I'm just trying to show that if $u\in W^{1,p}(U)$ (with $1\leq p<\infty$) then $|u|\in W^{1,p}(U)$. Here $U$ is bounded.
I originally took smooth functions $a_n$, equal to $|x|$ whenever $|x|\geq 1/n$ and which converged uniformly to $|x|$; this implies that $a_n(u)$ is Cauchy in $L^p$, so all I needed to do was show that $Da_n(u)$ was Cauchy, but then I ran into problems.
Namely, since no smooth functions approach the sign function uniformly, I can't seem to bound $||D_{x_i}(a_n(u)-a_m(u))||=||(a_n'(u)-a_m'(u))u_{x_i}||$.
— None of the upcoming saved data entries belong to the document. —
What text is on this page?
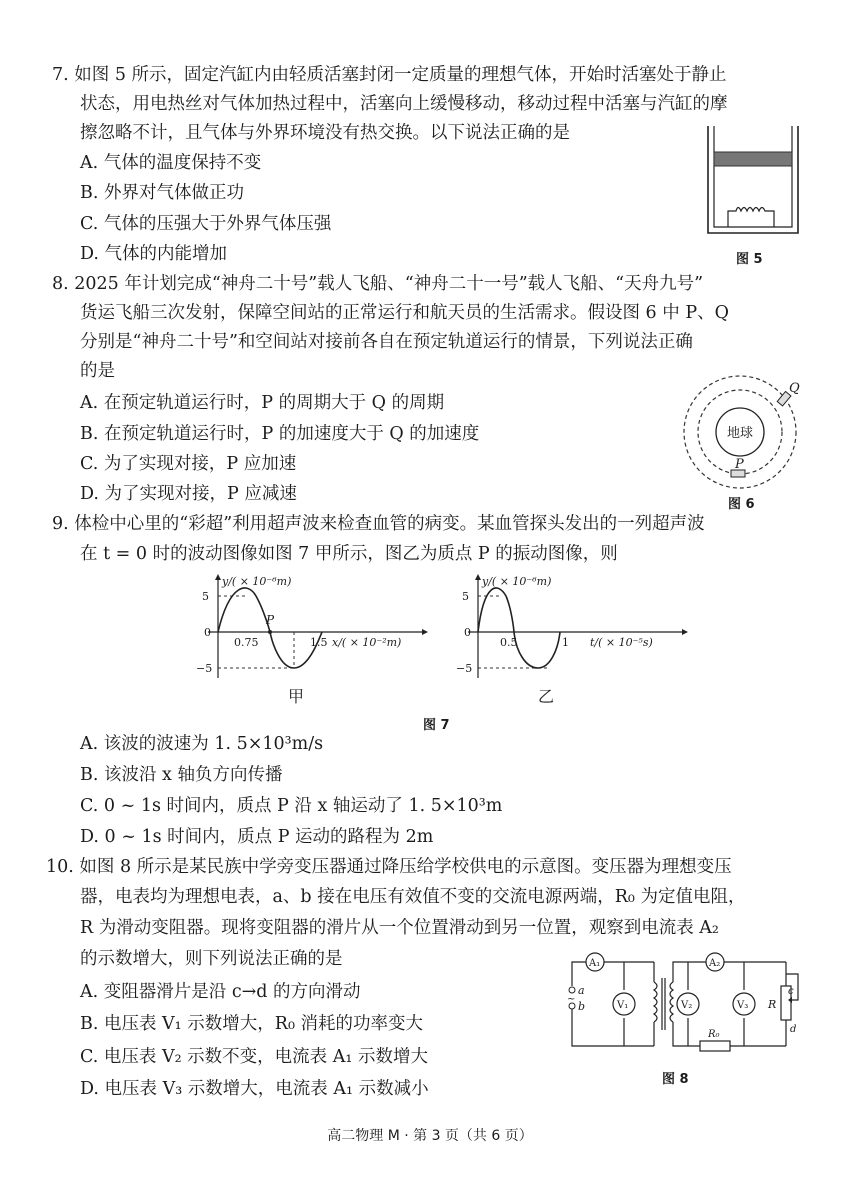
7. 如图 5 所示，固定汽缸内由轻质活塞封闭一定质量的理想气体，开始时活塞处于静止
状态，用电热丝对气体加热过程中，活塞向上缓慢移动，移动过程中活塞与汽缸的摩
擦忽略不计，且气体与外界环境没有热交换。以下说法正确的是
A. 气体的温度保持不变
B. 外界对气体做正功
C. 气体的压强大于外界气体压强
D. 气体的内能增加	图 5
8. 2025 年计划完成“神舟二十号”载人飞船、“神舟二十一号”载人飞船、“天舟九号”
货运飞船三次发射，保障空间站的正常运行和航天员的生活需求。假设图 6 中 P、Q
分别是“神舟二十号”和空间站对接前各自在预定轨道运行的情景，下列说法正确
的是
A. 在预定轨道运行时，P 的周期大于 Q 的周期
B. 在预定轨道运行时，P 的加速度大于 Q 的加速度
C. 为了实现对接，P 应加速
D. 为了实现对接，P 应减速
地球
Q
P
图 6
9. 体检中心里的“彩超”利用超声波来检查血管的病变。某血管探头发出的一列超声波
在 t = 0 时的波动图像如图 7 甲所示，图乙为质点 P 的振动图像，则
y/( × 10⁻⁶m)
5
0
−5
P
0.75	1.5 x/( × 10⁻²m)
甲
y/( × 10⁻⁶m)
5
0
−5
0.5	1 t/( × 10⁻⁵s)
乙
图 7
A. 该波的波速为 1. 5×10³m/s
B. 该波沿 x 轴负方向传播
C. 0 ~ 1s 时间内，质点 P 沿 x 轴运动了 1. 5×10³m
D. 0 ~ 1s 时间内，质点 P 运动的路程为 2m
10. 如图 8 所示是某民族中学旁变压器通过降压给学校供电的示意图。变压器为理想变压
器，电表均为理想电表，a、b 接在电压有效值不变的交流电源两端，R₀ 为定值电阻，
R 为滑动变阻器。现将变阻器的滑片从一个位置滑动到另一位置，观察到电流表 A₂
的示数增大，则下列说法正确的是
A. 变阻器滑片是沿 c→d 的方向滑动
B. 电压表 V₁ 示数增大，R₀ 消耗的功率变大
C. 电压表 V₂ 示数不变，电流表 A₁ 示数增大
D. 电压表 V₃ 示数增大，电流表 A₁ 示数减小
~
a
b
A₁
V₁
A₂
V₂
R₀
V₃
c
R
d
图 8
高二物理 M · 第 3 页（共 6 页）
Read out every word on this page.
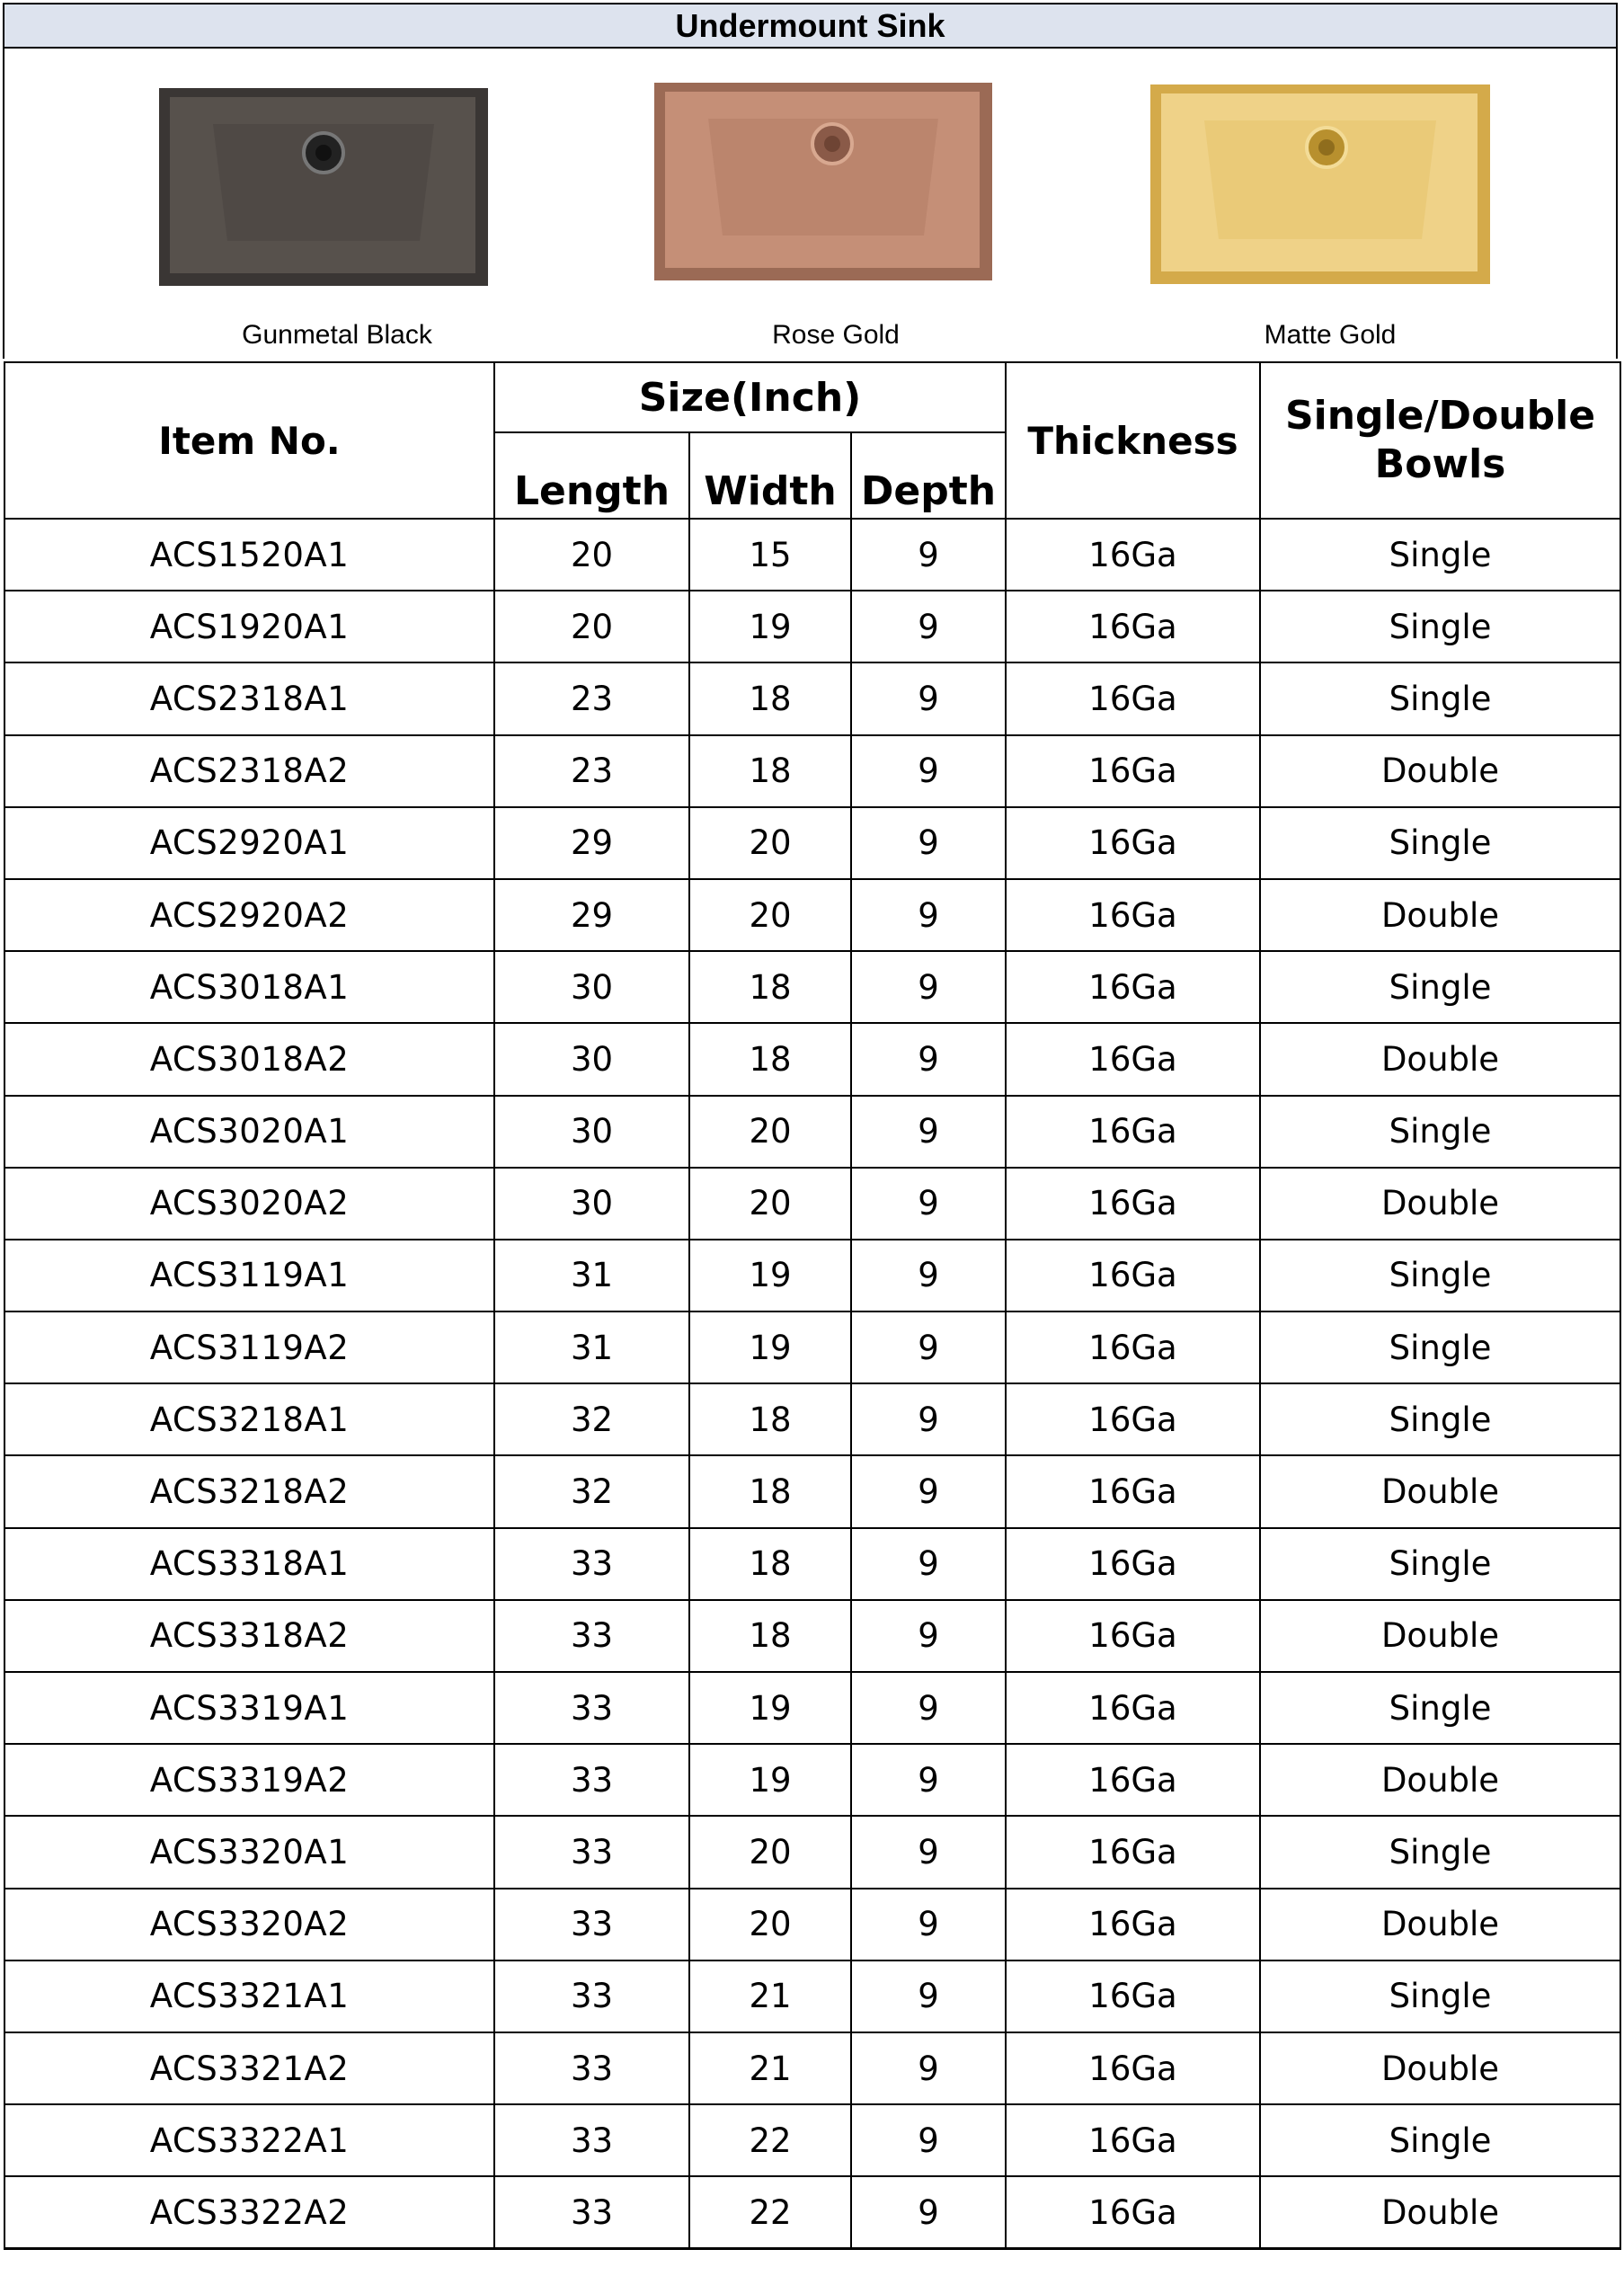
Undermount Sink
Gunmetal Black	Rose Gold	Matte Gold
Item No.	Size(Inch)			Thickness	Single/Double
Bowls

	Length	Width	Depth		
ACS1520A1	20	15	9	16Ga	Single
ACS1920A1	20	19	9	16Ga	Single
ACS2318A1	23	18	9	16Ga	Single
ACS2318A2	23	18	9	16Ga	Double
ACS2920A1	29	20	9	16Ga	Single
ACS2920A2	29	20	9	16Ga	Double
ACS3018A1	30	18	9	16Ga	Single
ACS3018A2	30	18	9	16Ga	Double
ACS3020A1	30	20	9	16Ga	Single
ACS3020A2	30	20	9	16Ga	Double
ACS3119A1	31	19	9	16Ga	Single
ACS3119A2	31	19	9	16Ga	Single
ACS3218A1	32	18	9	16Ga	Single
ACS3218A2	32	18	9	16Ga	Double
ACS3318A1	33	18	9	16Ga	Single
ACS3318A2	33	18	9	16Ga	Double
ACS3319A1	33	19	9	16Ga	Single
ACS3319A2	33	19	9	16Ga	Double
ACS3320A1	33	20	9	16Ga	Single
ACS3320A2	33	20	9	16Ga	Double
ACS3321A1	33	21	9	16Ga	Single
ACS3321A2	33	21	9	16Ga	Double
ACS3322A1	33	22	9	16Ga	Single
ACS3322A2	33	22	9	16Ga	Double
Anyone know a way around this, or an easier approach? (If you're going to quote mollifiers, please be specific because I feel I've exhausted all approaches that use them!)
You don't need $a_n'$ to converge uniformly to the sign function; it's enough to have them uniformly bounded and converging pointwise. (If your chosen $a_n$ functions don't do this, then pick other ones that do.) Then you can use the dominated convergence theorem to show that $a_n'(u) u_{x_i} \to \operatorname{sgn}(u) u_{x_i}$ in $L^p$.